William Steely, e-mail, 07.09.2008 14:01

I've logged over 1100 hrs.,(7 yrs.reserve time) in this aircraft (C & G models). After being a jet instructor, it was a shock for a long time....& now with each passing year, the memories get more fonder.....& the problems are being forgotten.....Are any still flying anywhere?

Jerry Townsley, e-mail, 07.07.2008 23:15

Hi, Yes I have a comment, if you are going to have this site, and I really like it. I flew on them and worked on then for twenty years. YOU need to read it on some occasion and delete the assholes who are putting out the garbage above. Please keep this site clean!

Conquest, e-mail, 28.05.2008 03:32

I remember jumping out of this one at Ft Bragg departing from Pope AFB. The take off was always a scary experience.

'cookie', e-mail, 18.04.2008 23:05

The C-119 was manufactured by Fairchild at their Hagerstown, MD facility.

'cookie', e-mail, 18.04.2008 23:02

I well remember the hours spent riding in the web seats[?]
while watching quite a few rivets turning slowly in their holes. I figured if they ever stopped....we were going straight down.
There were many times when we made "unplanned" landings. Oh boy!!

'cookie', e-mail, 18.04.2008 23:00

I well remember the hours spent riding in the web seats[?]
while watching quite a few rivets turning slowly in their holes. I figured if they ever stopped....we were going straight down.
There were many times when we made "unplanned" landings. Oh boy!!

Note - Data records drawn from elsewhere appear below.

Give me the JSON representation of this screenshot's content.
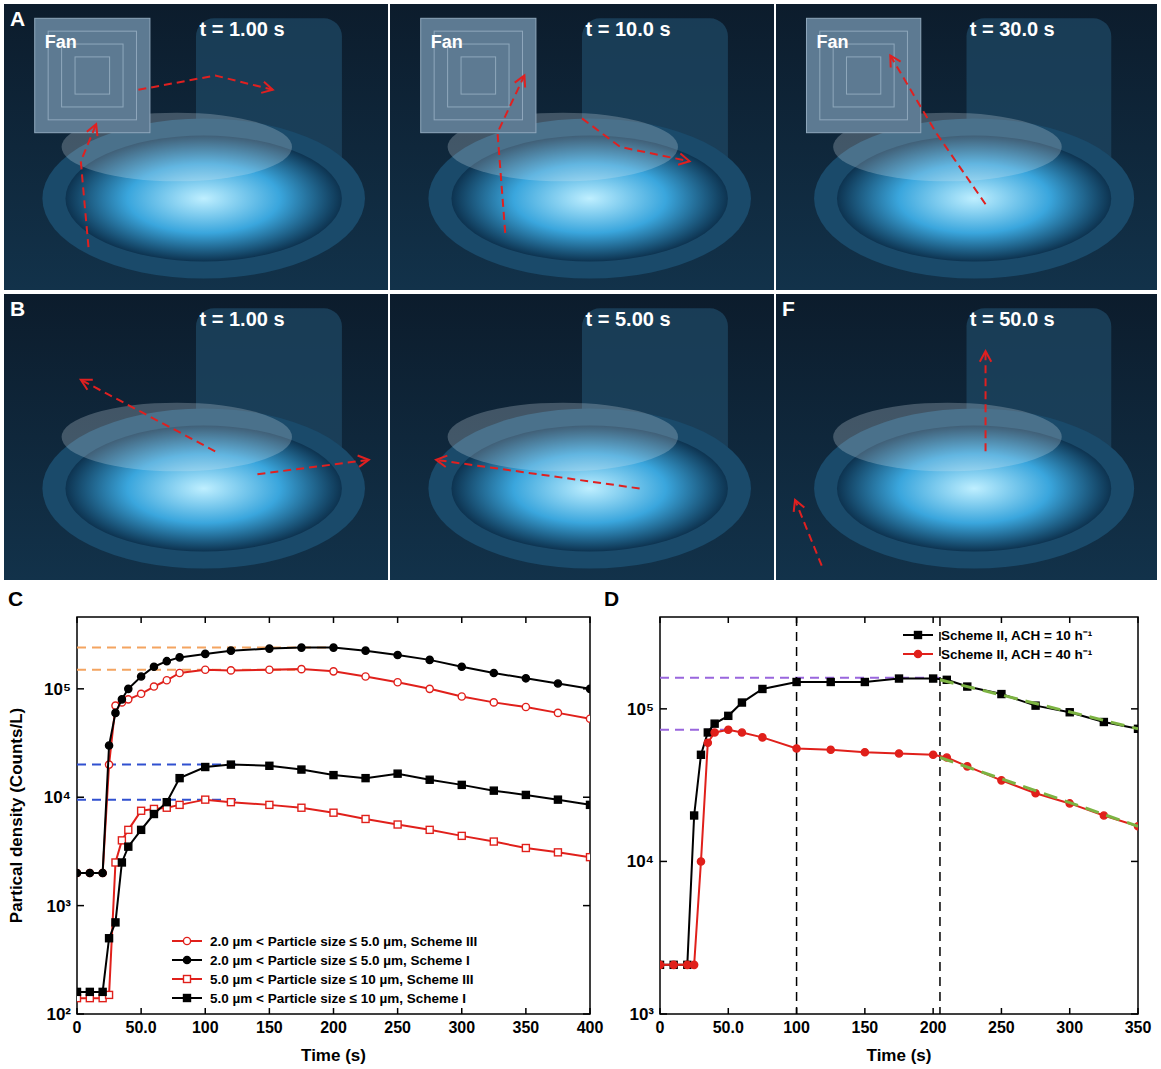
{
  "photos": [
    {
      "letter": "A",
      "time_label": "t = 1.00 s",
      "fan_label": "Fan"
    },
    {
      "time_label": "t = 10.0 s",
      "fan_label": "Fan"
    },
    {
      "time_label": "t = 30.0 s",
      "fan_label": "Fan"
    },
    {
      "letter": "B",
      "time_label": "t = 1.00 s"
    },
    {
      "time_label": "t = 5.00 s"
    },
    {
      "letter": "F",
      "time_label": "t = 50.0 s"
    }
  ],
  "chart_data": [
    {
      "type": "line",
      "letter": "C",
      "ylabel": "Partical density (Counts/L)",
      "xlabel": "Time (s)",
      "log": "y",
      "legend": "lower center",
      "xlim": [
        0,
        400
      ],
      "xticks": [
        0,
        {
          "value": 50,
          "label": "50.0"
        },
        100,
        150,
        200,
        250,
        300,
        350,
        400
      ],
      "ylim": [
        100,
        460000
      ],
      "yticks": [
        {
          "value": 100,
          "label": "10²"
        },
        {
          "value": 1000,
          "label": "10³"
        },
        {
          "value": 10000,
          "label": "10⁴"
        },
        {
          "value": 100000,
          "label": "10⁵"
        }
      ],
      "x": [
        0,
        10,
        20,
        25,
        30,
        35,
        40,
        50,
        60,
        70,
        80,
        100,
        120,
        150,
        175,
        200,
        225,
        250,
        275,
        300,
        325,
        350,
        375,
        400
      ],
      "series": [
        {
          "name": "2.0 µm < Particle size ≤  5.0 µm, Scheme III",
          "color": "#e0201b",
          "marker": "circle-open",
          "values": [
            2000,
            2000,
            2000,
            20000,
            70000,
            75000,
            80000,
            90000,
            105000,
            120000,
            140000,
            150000,
            148000,
            150000,
            152000,
            145000,
            130000,
            115000,
            100000,
            85000,
            75000,
            68000,
            60000,
            53000
          ]
        },
        {
          "name": "2.0 µm < Particle size ≤  5.0 µm, Scheme I",
          "color": "#000000",
          "marker": "circle",
          "values": [
            2000,
            2000,
            2000,
            30000,
            60000,
            80000,
            100000,
            130000,
            160000,
            180000,
            195000,
            210000,
            225000,
            235000,
            240000,
            240000,
            225000,
            205000,
            185000,
            160000,
            140000,
            125000,
            112000,
            100000
          ]
        },
        {
          "name": "5.0 µm < Particle size ≤  10 µm, Scheme III",
          "color": "#e0201b",
          "marker": "square-open",
          "values": [
            140,
            140,
            140,
            150,
            2500,
            4000,
            5000,
            7500,
            7800,
            8000,
            8500,
            9500,
            9000,
            8500,
            8000,
            7200,
            6300,
            5600,
            5000,
            4400,
            3900,
            3400,
            3100,
            2800
          ]
        },
        {
          "name": "5.0 µm < Particle size ≤  10 µm, Scheme I",
          "color": "#000000",
          "marker": "square",
          "values": [
            160,
            160,
            160,
            500,
            700,
            2500,
            3500,
            5000,
            7000,
            9000,
            15000,
            19000,
            20000,
            19500,
            18000,
            16000,
            15000,
            16500,
            14500,
            13000,
            11500,
            10500,
            9500,
            8500
          ]
        }
      ],
      "hlines": [
        {
          "y": 240000,
          "x_end": 195,
          "color": "#f4a460"
        },
        {
          "y": 150000,
          "x_end": 170,
          "color": "#f4a460"
        },
        {
          "y": 20000,
          "x_end": 125,
          "color": "#3050d0"
        },
        {
          "y": 9500,
          "x_end": 125,
          "color": "#3050d0"
        }
      ]
    },
    {
      "type": "line",
      "letter": "D",
      "xlabel": "Time (s)",
      "log": "y",
      "legend": "upper right",
      "xlim": [
        0,
        350
      ],
      "xticks": [
        0,
        {
          "value": 50,
          "label": "50.0"
        },
        100,
        150,
        200,
        250,
        300,
        350
      ],
      "ylim": [
        1000,
        400000
      ],
      "yticks": [
        {
          "value": 1000,
          "label": "10³"
        },
        {
          "value": 10000,
          "label": "10⁴"
        },
        {
          "value": 100000,
          "label": "10⁵"
        }
      ],
      "x": [
        0,
        10,
        20,
        25,
        30,
        35,
        40,
        50,
        60,
        75,
        100,
        125,
        150,
        175,
        200,
        210,
        225,
        250,
        275,
        300,
        325,
        350
      ],
      "series": [
        {
          "name": "Scheme II, ACH = 10 h⁻¹",
          "color": "#000000",
          "marker": "square",
          "values": [
            2100,
            2100,
            2100,
            20000,
            50000,
            70000,
            80000,
            90000,
            110000,
            135000,
            150000,
            150000,
            150000,
            158000,
            158000,
            155000,
            140000,
            125000,
            105000,
            95000,
            82000,
            74000
          ]
        },
        {
          "name": "Scheme II, ACH = 40 h⁻¹",
          "color": "#e0201b",
          "marker": "circle",
          "values": [
            2100,
            2100,
            2100,
            2100,
            10000,
            60000,
            70000,
            73000,
            70000,
            65000,
            55000,
            54000,
            52000,
            51000,
            50000,
            48000,
            42000,
            34000,
            28000,
            24000,
            20000,
            17000
          ]
        }
      ],
      "hlines": [
        {
          "y": 160000,
          "x_end": 205,
          "color": "#9966dd"
        },
        {
          "y": 73000,
          "x_end": 50,
          "color": "#9966dd"
        }
      ],
      "vlines": [
        {
          "x": 100,
          "color": "#000000"
        },
        {
          "x": 205,
          "color": "#000000"
        }
      ],
      "fit_lines": [
        {
          "x": [
            205,
            350
          ],
          "y": [
            155000,
            74000
          ],
          "color": "#7cb342"
        },
        {
          "x": [
            205,
            350
          ],
          "y": [
            48000,
            17000
          ],
          "color": "#7cb342"
        }
      ]
    }
  ]
}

Pat, e-mail, 18.04.2008 20:55

I always had the feeling it landed at the same speed it flew

CLARMAN, e-mail, 18.04.2008 19:01

This hot-rod may have been labeled Flying Boxcar, but for those of us who flew this piece of insanity, we labeled it the Flying Crowbar. The USAF Drum and Bugle Corps who were passengers on far too many occasions came to hate iot. We had at least 3 occasions when we were lined up by the doors waiting for the green jump light, and none of us had jump training!

calum morris, e-mail, 16.02.2008 23:04

probably the fairchild works

Randy Wolfinger, e-mail, 14.08.2007 05:16

At what geographical location was this plane manufactured?